Blasé Lux - The Escape Theory (EP)
"The Escape Theory" begins on a poignantly vulnerable note, immediately I found myself not only grooving to his funky electronica but moved emotionally by his words on the portion of "Time / Dissociation." Nobody wants to sit around wasting their life away, yet some of us do; I know I'm guilty of it. Those problems we deal with, those deep wounds that, for a lot of us, I included, reopened, particularly at the beginning of COVID like Blasé here. His verbiage & the soft-mannered tonality of his vocal textures on this record are extra silky, but it's these lyrics that just hit all the right chords in your body; you know they were all pulled from a real place. In the 2nd half, the dissociation phase detaches almost gracefully from his reality; the memories are slipping through his fingers like the sand from an hourglass. Still, he's too far gone at this point to pay any attention, lost in his own intoxicating thoughts.

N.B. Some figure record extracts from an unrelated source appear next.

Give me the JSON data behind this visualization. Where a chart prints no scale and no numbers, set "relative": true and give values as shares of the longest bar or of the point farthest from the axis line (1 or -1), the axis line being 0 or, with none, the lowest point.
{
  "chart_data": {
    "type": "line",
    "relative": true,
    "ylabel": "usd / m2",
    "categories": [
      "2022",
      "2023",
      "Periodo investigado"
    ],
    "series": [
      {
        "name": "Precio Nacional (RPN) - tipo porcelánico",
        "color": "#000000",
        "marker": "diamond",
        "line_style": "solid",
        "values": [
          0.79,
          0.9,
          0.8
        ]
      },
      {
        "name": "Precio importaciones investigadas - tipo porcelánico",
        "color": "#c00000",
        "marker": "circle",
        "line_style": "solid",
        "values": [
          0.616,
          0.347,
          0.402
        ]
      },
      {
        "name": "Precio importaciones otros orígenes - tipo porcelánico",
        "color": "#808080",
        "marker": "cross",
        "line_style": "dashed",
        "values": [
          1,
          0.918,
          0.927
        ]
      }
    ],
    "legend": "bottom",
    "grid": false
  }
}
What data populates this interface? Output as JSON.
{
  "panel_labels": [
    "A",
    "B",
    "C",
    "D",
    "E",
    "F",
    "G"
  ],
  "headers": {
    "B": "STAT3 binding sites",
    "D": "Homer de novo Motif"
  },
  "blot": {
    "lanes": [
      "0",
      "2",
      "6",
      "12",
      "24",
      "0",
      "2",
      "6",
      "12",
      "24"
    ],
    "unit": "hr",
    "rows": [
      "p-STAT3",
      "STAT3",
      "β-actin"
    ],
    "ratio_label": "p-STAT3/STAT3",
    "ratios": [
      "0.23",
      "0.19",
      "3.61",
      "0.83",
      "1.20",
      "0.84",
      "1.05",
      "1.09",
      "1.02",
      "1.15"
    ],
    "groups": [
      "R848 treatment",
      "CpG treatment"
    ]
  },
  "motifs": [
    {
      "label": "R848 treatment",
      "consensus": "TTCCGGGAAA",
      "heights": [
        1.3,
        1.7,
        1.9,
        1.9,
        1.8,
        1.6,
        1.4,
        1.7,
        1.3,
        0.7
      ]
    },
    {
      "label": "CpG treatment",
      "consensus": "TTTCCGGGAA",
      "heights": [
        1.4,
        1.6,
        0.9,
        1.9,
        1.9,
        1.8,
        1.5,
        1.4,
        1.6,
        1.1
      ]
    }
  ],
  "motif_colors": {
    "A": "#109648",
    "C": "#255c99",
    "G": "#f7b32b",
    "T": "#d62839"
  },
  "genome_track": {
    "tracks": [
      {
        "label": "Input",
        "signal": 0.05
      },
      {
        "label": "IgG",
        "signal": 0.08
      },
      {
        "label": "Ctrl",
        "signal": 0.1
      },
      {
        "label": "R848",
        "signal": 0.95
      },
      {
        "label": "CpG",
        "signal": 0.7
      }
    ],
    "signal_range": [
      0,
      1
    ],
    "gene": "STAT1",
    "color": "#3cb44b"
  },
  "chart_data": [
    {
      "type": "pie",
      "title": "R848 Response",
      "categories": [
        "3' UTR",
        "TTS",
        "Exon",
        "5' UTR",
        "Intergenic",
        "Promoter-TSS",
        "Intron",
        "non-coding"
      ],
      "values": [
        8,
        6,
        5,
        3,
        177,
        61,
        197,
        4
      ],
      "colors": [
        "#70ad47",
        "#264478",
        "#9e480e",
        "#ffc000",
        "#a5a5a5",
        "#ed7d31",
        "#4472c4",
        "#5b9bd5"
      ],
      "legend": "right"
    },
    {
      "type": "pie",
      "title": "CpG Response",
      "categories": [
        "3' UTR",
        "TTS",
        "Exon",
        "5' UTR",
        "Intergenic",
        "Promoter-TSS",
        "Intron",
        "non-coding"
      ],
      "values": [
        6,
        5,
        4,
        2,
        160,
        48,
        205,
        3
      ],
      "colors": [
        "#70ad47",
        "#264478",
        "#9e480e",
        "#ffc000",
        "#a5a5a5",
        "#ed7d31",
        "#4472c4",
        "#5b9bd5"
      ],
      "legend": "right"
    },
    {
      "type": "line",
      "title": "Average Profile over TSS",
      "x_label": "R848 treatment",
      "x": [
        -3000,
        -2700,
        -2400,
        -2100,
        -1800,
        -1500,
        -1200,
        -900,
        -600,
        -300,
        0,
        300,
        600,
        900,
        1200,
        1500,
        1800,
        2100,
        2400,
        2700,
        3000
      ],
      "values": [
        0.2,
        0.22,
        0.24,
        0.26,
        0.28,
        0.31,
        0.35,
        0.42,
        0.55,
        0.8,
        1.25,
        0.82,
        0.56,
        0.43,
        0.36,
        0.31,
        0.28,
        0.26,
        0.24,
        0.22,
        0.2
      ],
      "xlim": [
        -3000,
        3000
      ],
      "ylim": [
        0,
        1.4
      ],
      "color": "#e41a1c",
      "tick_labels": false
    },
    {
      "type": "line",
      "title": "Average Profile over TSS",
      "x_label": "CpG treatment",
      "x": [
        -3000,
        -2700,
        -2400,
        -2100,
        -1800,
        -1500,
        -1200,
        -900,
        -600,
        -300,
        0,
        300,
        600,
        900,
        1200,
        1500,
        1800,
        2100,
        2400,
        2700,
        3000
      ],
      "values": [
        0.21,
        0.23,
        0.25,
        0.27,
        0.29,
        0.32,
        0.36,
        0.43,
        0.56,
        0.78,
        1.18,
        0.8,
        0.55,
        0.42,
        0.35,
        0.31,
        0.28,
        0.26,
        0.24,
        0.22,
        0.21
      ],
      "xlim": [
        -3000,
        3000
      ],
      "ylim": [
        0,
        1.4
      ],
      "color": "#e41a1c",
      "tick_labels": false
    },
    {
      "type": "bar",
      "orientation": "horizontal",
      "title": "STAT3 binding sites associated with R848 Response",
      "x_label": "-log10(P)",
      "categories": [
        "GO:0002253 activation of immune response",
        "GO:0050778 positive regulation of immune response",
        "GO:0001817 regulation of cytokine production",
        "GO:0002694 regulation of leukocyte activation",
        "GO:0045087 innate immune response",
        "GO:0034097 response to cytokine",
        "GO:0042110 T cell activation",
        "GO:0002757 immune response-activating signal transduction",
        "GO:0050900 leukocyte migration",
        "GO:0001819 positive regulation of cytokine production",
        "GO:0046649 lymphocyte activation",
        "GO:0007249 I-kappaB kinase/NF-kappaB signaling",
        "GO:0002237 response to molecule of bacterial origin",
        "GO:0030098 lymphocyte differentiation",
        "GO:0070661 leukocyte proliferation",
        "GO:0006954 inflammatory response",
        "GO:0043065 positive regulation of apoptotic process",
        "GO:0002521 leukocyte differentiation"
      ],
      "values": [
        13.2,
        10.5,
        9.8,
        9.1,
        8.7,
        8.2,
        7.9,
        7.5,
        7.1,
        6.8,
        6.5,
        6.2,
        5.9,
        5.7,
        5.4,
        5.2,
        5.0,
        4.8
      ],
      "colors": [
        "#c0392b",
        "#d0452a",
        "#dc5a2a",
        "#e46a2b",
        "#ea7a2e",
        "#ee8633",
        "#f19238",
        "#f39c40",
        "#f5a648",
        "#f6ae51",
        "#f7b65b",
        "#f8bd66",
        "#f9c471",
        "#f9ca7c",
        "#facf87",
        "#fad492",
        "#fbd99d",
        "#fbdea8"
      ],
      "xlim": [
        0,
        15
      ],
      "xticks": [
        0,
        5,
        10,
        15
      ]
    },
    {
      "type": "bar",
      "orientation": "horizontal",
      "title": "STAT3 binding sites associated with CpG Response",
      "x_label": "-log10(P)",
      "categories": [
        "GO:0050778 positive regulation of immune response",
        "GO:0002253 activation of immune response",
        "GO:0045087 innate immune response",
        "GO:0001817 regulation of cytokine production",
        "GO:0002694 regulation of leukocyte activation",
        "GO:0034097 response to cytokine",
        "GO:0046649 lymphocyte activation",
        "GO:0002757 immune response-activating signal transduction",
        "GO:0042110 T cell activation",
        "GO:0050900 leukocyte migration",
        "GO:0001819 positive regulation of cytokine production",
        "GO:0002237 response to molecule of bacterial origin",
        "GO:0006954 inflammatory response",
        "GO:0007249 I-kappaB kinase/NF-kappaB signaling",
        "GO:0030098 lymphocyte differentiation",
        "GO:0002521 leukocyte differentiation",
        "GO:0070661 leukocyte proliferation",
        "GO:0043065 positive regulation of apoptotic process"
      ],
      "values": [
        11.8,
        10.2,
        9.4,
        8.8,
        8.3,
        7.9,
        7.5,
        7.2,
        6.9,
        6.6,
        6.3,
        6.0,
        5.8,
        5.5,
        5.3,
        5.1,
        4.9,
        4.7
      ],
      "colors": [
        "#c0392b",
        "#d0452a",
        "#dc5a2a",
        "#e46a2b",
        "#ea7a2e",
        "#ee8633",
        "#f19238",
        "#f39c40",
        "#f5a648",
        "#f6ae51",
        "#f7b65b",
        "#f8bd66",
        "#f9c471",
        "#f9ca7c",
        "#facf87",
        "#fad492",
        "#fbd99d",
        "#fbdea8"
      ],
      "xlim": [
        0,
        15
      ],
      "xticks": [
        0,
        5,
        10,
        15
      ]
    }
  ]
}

The 1st single off this EP, "Escapism," we reviewed prior to this release, is a very subtle groove that finds Lux partying the pain away, leaving his woes & fears at the door cause he won't be needing them for where he's headed to after the music leaves him in a trance. His production work on this project is intriguing, to say the least; the electronica throughout gives it this futuristic sound which is the perfect foundation for him to express how he has none. Sure he has all these faces at him, but not even he knows who he is; he's hesitant to discover what may lie on the other side of his fear. He has left the party & didn't forget his fears at the door. It's melancholy, to say the least having to watch your dreams dissipate; I'm sure that brought about a lot of nightmares.

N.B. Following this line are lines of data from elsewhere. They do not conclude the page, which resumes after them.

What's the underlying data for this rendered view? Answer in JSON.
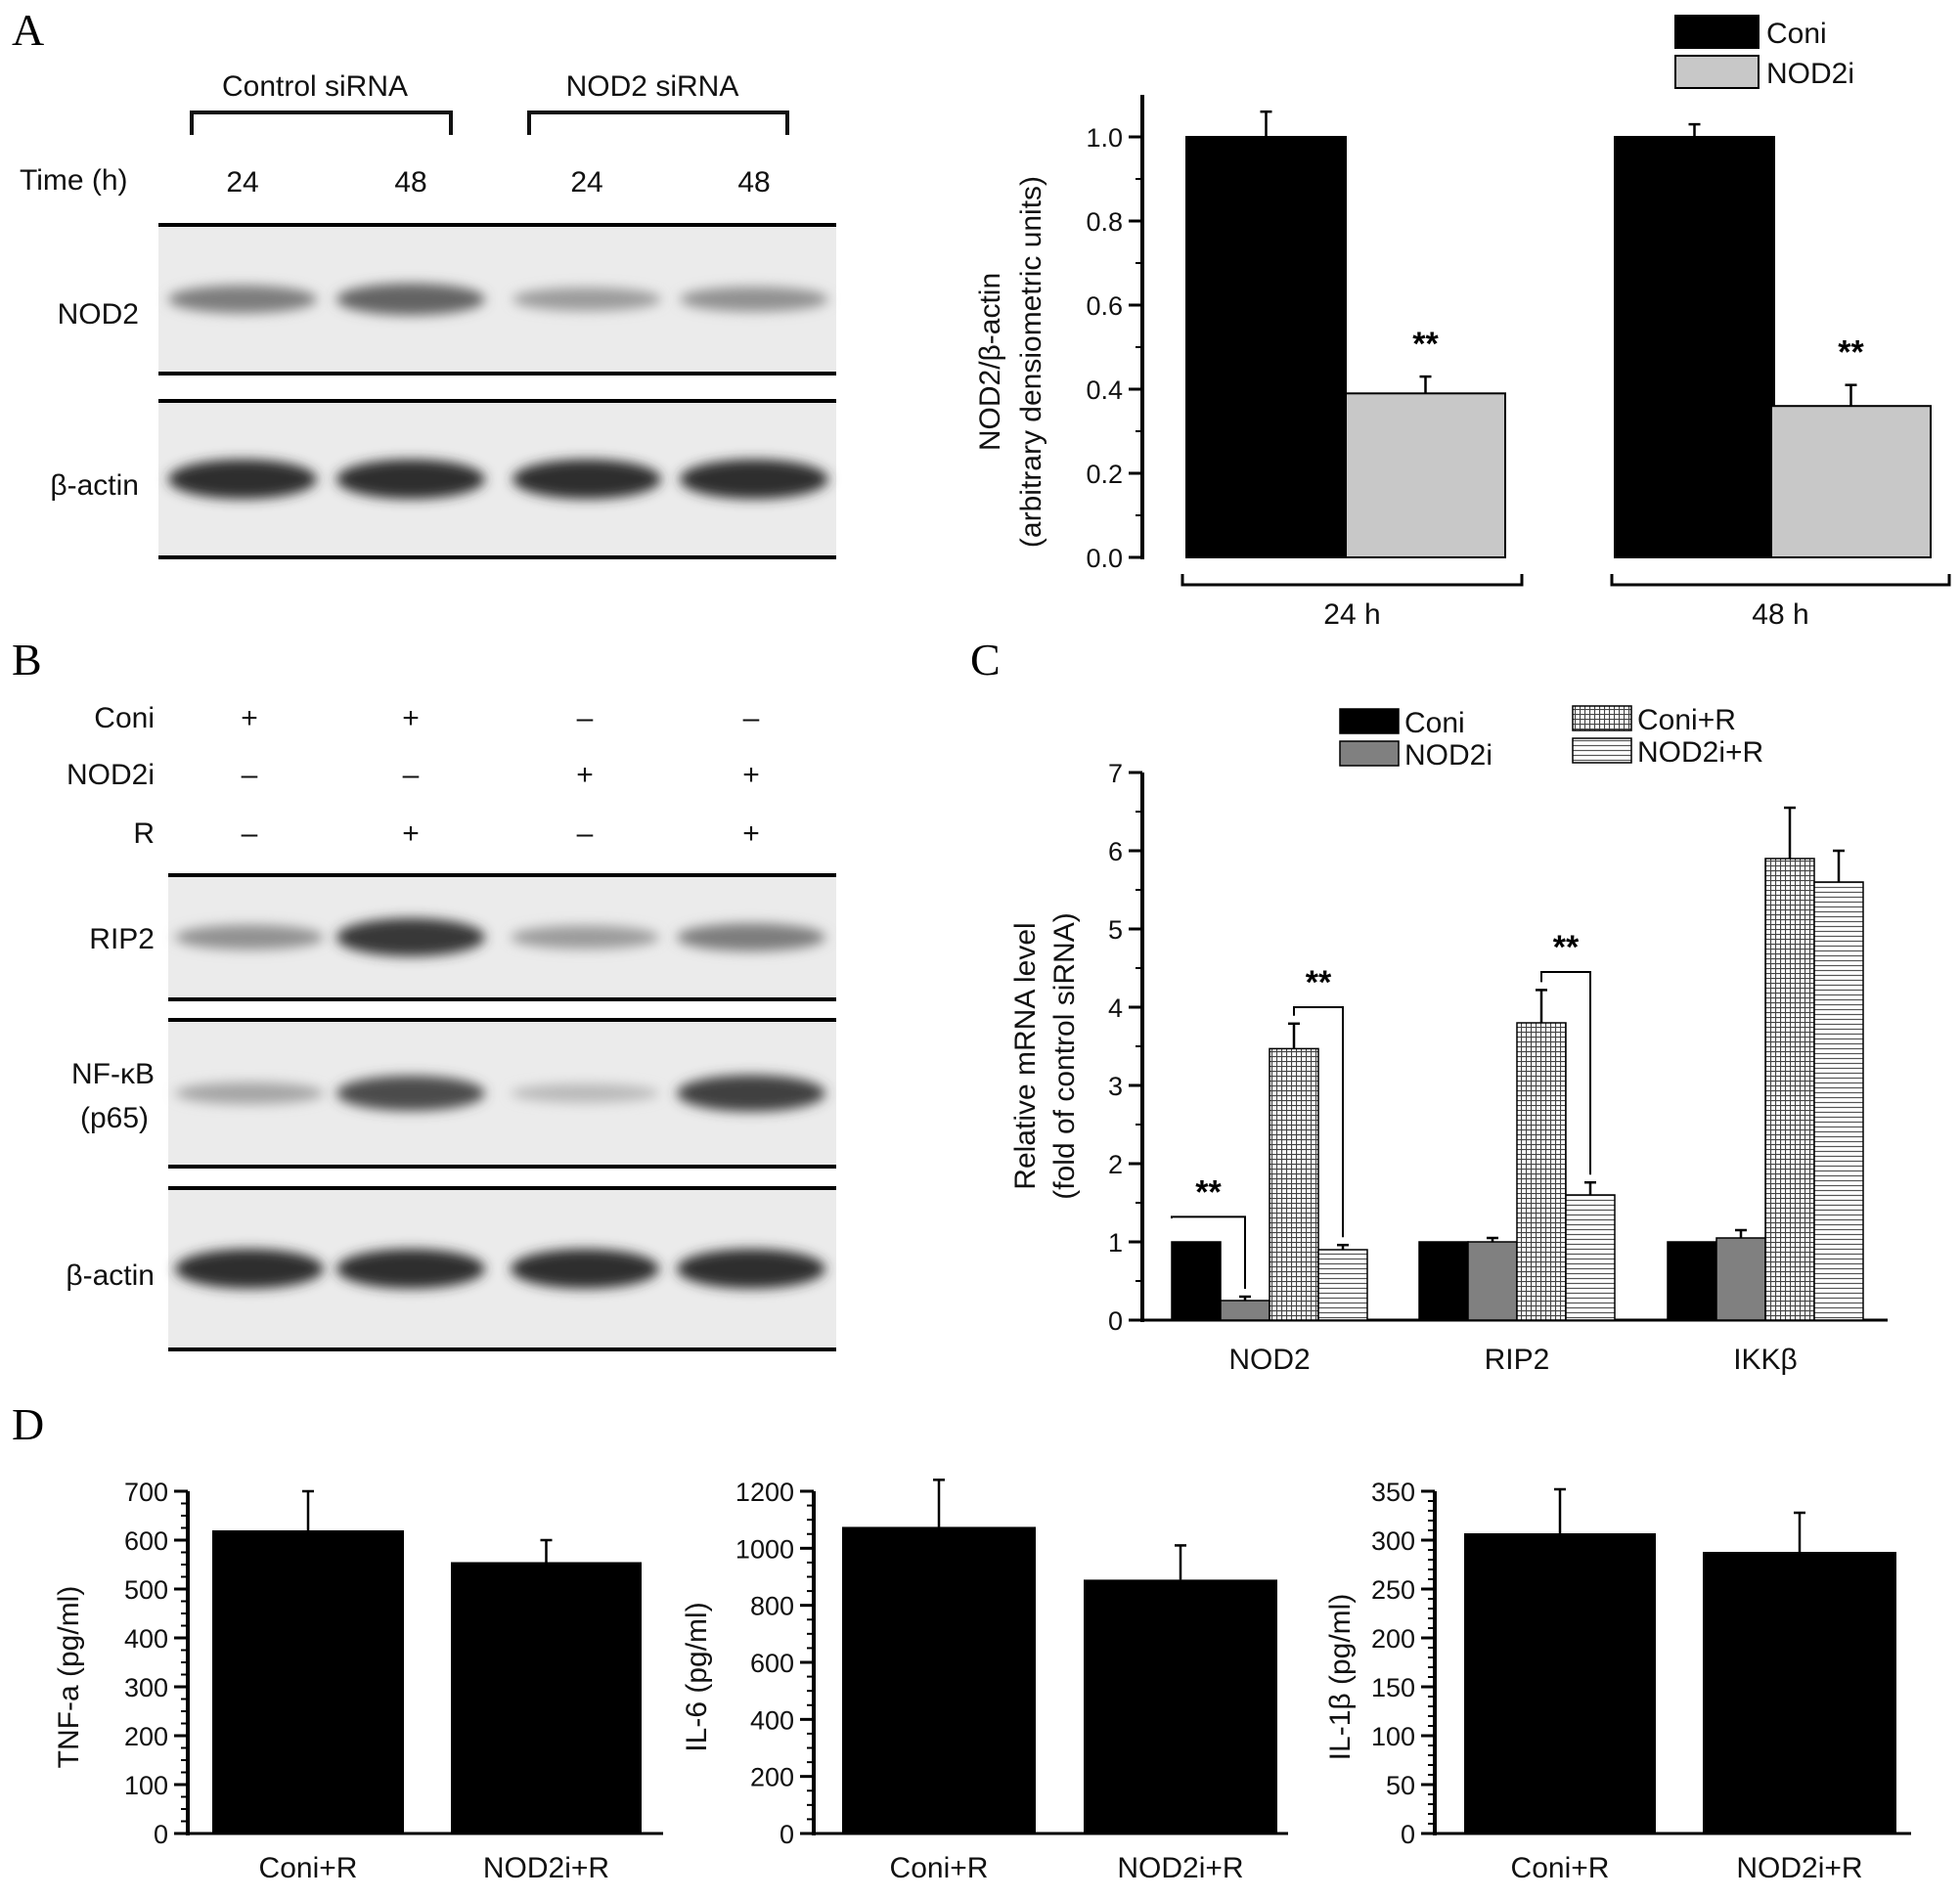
{
  "panels": {
    "A": {
      "letter": "A",
      "blot": {
        "group_labels": [
          "Control siRNA",
          "NOD2 siRNA"
        ],
        "time_label": "Time (h)",
        "times": [
          "24",
          "48",
          "24",
          "48"
        ],
        "rows": [
          {
            "label": "NOD2",
            "intensities": [
              0.55,
              0.68,
              0.4,
              0.45
            ]
          },
          {
            "label": "β-actin",
            "intensities": [
              0.95,
              0.95,
              0.95,
              0.95
            ]
          }
        ]
      }
    },
    "B": {
      "letter": "B",
      "blot": {
        "condition_rows": [
          {
            "label": "Coni",
            "signs": [
              "+",
              "+",
              "–",
              "–"
            ]
          },
          {
            "label": "NOD2i",
            "signs": [
              "–",
              "–",
              "+",
              "+"
            ]
          },
          {
            "label": "R",
            "signs": [
              "–",
              "+",
              "–",
              "+"
            ]
          }
        ],
        "rows": [
          {
            "label": "RIP2",
            "intensities": [
              0.45,
              0.9,
              0.4,
              0.55
            ]
          },
          {
            "label": "NF-κB",
            "label2": "(p65)",
            "intensities": [
              0.35,
              0.8,
              0.25,
              0.85
            ]
          },
          {
            "label": "β-actin",
            "intensities": [
              0.95,
              0.95,
              0.95,
              0.95
            ]
          }
        ]
      }
    },
    "C": {
      "letter": "C"
    },
    "D": {
      "letter": "D"
    }
  },
  "colors": {
    "black": "#000000",
    "gray": "#c8c8c8",
    "dark_gray": "#808080"
  },
  "chart_data": [
    {
      "id": "A-bar",
      "type": "bar",
      "categories": [
        "24 h",
        "48 h"
      ],
      "series": [
        {
          "name": "Coni",
          "values": [
            1.0,
            1.0
          ],
          "errors": [
            0.06,
            0.03
          ],
          "color": "#000000"
        },
        {
          "name": "NOD2i",
          "values": [
            0.39,
            0.36
          ],
          "errors": [
            0.04,
            0.05
          ],
          "color": "#c8c8c8"
        }
      ],
      "ylabel": "NOD2/β-actin",
      "ylabel2": "(arbitrary densiometric units)",
      "ylim": [
        0,
        1.1
      ],
      "yticks": [
        "0.0",
        "0.2",
        "0.4",
        "0.6",
        "0.8",
        "1.0"
      ],
      "annotations": [
        "**",
        "**"
      ],
      "legend": "top-right"
    },
    {
      "id": "C-bar",
      "type": "bar",
      "categories": [
        "NOD2",
        "RIP2",
        "IKKβ"
      ],
      "series": [
        {
          "name": "Coni",
          "values": [
            1.0,
            1.0,
            1.0
          ],
          "errors": [
            0,
            0,
            0
          ],
          "pattern": "black"
        },
        {
          "name": "NOD2i",
          "values": [
            0.25,
            1.0,
            1.05
          ],
          "errors": [
            0.05,
            0.05,
            0.1
          ],
          "pattern": "gray"
        },
        {
          "name": "Coni+R",
          "values": [
            3.47,
            3.8,
            5.9
          ],
          "errors": [
            0.32,
            0.42,
            0.65
          ],
          "pattern": "grid"
        },
        {
          "name": "NOD2i+R",
          "values": [
            0.9,
            1.6,
            5.6
          ],
          "errors": [
            0.06,
            0.16,
            0.4
          ],
          "pattern": "hlines"
        }
      ],
      "ylabel": "Relative mRNA level",
      "ylabel2": "(fold of control siRNA)",
      "ylim": [
        0,
        7
      ],
      "yticks": [
        "0",
        "1",
        "2",
        "3",
        "4",
        "5",
        "6",
        "7"
      ],
      "annotations": [
        "**",
        "**",
        "**"
      ],
      "legend": "top"
    },
    {
      "id": "D1",
      "type": "bar",
      "categories": [
        "Coni+R",
        "NOD2i+R"
      ],
      "values": [
        620,
        555
      ],
      "errors": [
        80,
        45
      ],
      "ylabel": "TNF-a (pg/ml)",
      "ylim": [
        0,
        700
      ],
      "yticks": [
        "0",
        "100",
        "200",
        "300",
        "400",
        "500",
        "600",
        "700"
      ]
    },
    {
      "id": "D2",
      "type": "bar",
      "categories": [
        "Coni+R",
        "NOD2i+R"
      ],
      "values": [
        1075,
        890
      ],
      "errors": [
        165,
        120
      ],
      "ylabel": "IL-6 (pg/ml)",
      "ylim": [
        0,
        1200
      ],
      "yticks": [
        "0",
        "200",
        "400",
        "600",
        "800",
        "1000",
        "1200"
      ]
    },
    {
      "id": "D3",
      "type": "bar",
      "categories": [
        "Coni+R",
        "NOD2i+R"
      ],
      "values": [
        307,
        288
      ],
      "errors": [
        45,
        40
      ],
      "ylabel": "IL-1β (pg/ml)",
      "ylim": [
        0,
        350
      ],
      "yticks": [
        "0",
        "50",
        "100",
        "150",
        "200",
        "250",
        "300",
        "350"
      ]
    }
  ]
}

Here we get some R&B mixed with some subtle Funk & electronica; the instrumentation on here is impeccable 564. He's anxious to see "What's Next" for him on this journey of his. He just wants to do him, without a care in the world for how he may be perceived; he's sick of having to explain his actions to people when we're all pretty much all headed towards the same destination in life, some just approaching it faster than others. "Living In My Head" finds him flexing his mental dexterity; he'd much instead be trapped inside & infatuated with whatever romanticized images in his mind he refuses to dismantle than to experience one more ounce of reality.
What's the point in dreaming if those dreams may never come to fruition? It has to be tough, especially as an artist when you know what you have is something special, yet you don't really feel it going anywhere. It seems to be stagnant, which can make you question everything that may play a factor in why that is. There's no other choice he has then to "Ride Away" on his bike into the sunset, which can be seen as the light at the end of the tunnel for him. All his fears & doubts, personal issues left behind where they belong to make way for anything better that's sure to replace it all. Let's just hope music continues to be his escape but understand that he's forever escaping himself in his doing so.